12. âyetinde bulunan "ve kütübihi" "ve kitaplarını" kelimesini, Nâfi "ve kitébihi" "ve kitabını" yani tekil olarak okumuştur.
ÖRNEK 129:
Kalem Suresi "Belki Rabbimiz bize bunun yerine daha iyisini verir" 32. âyetinde bulunan "en yubdilené" "verir" kelimesini, Nâfi "en yubeddilené" "daha iyisiyle değiştirir" olarak okumuştur.
ÖRNEK 130:
ÂLİ İmran suresi "Şüphesiz ki ne yerde ne de gökte hiçbir şey Allah'a gizli kalmaz" 5. âyetinde bulunan "lé yehfe" "gizli kalmaz" kelimesini, Kisai "lé yehfi" "saklı kalmaz, saklanamaz" olarak okumuştur.
ÖRNEK 131:
ÂLİ İmran suresi (Ey Resul! ) inkar edenlere de ki: Yakında mağlup olacaksınız ve cehenneme sürüleceksiniz" 12 . âyetinde bulunan "setuğlebune"

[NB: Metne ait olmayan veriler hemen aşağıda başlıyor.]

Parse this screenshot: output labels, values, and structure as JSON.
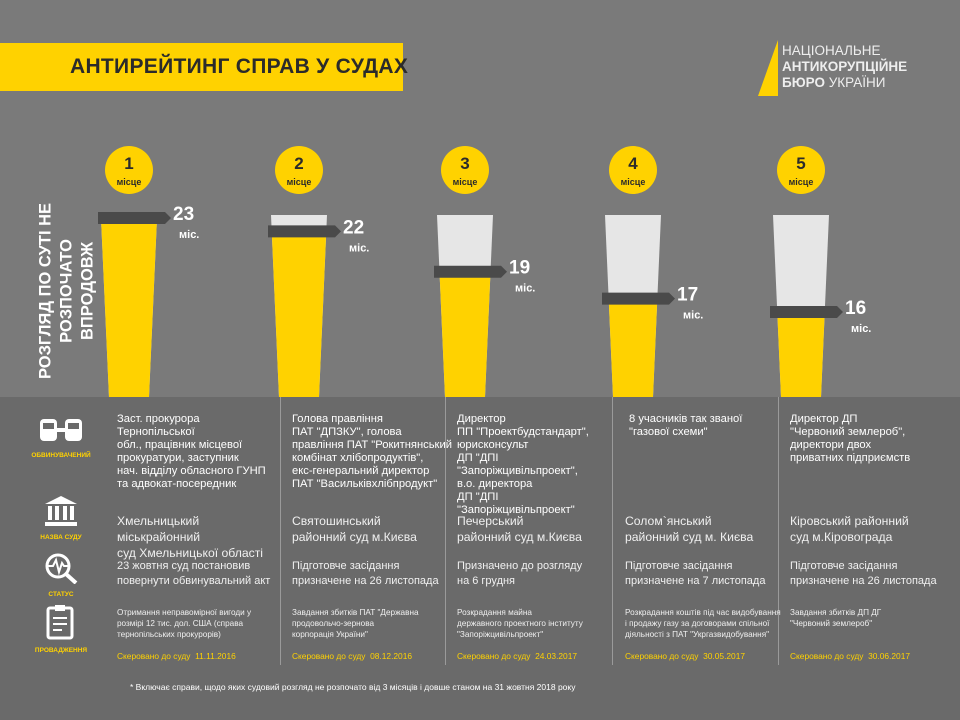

"mağlup olacaksınız" "vetuhşerune" "cehenneme sürüleceksiniz" kelimelerini, Kisai "seyuğlebune" mağlup olacaklar"
"veyuhşerune" "cehenneme sürülecekler" olarak okumuştur.
Kisai'ye göre âyetin manası şöyle oluyor.
(Ey Resul! ) inkar edenlere de ki:
Yakında mağlup olacaklar ve cehenneme sürülecekler"
ÖRNEK 132: ÂLİ İmran suresi "Allah ona (İsa'ya) yazmayı, hikmeti, tevrat'ı ve İncil'i öğretecek,,,"
48. ayetinde bulunan "ve yuallimuhu" "öğretecek" kelimesini, Kisai "ve nuallimuhu" "öğreteceğiz" olarak okumuştur.
ÖRNEK 133:
ÂLİ İmran suresi "iman edip iyi davranışlarda bulunanlara gelince, Allah onların mükafatlarını eksiksiz verecektir"
57. âyetinde bulunan "feyuveffihim" "verecek" kelimesini, Kisai "fenuveffihim" "vereceğiz" olarak okumuştur.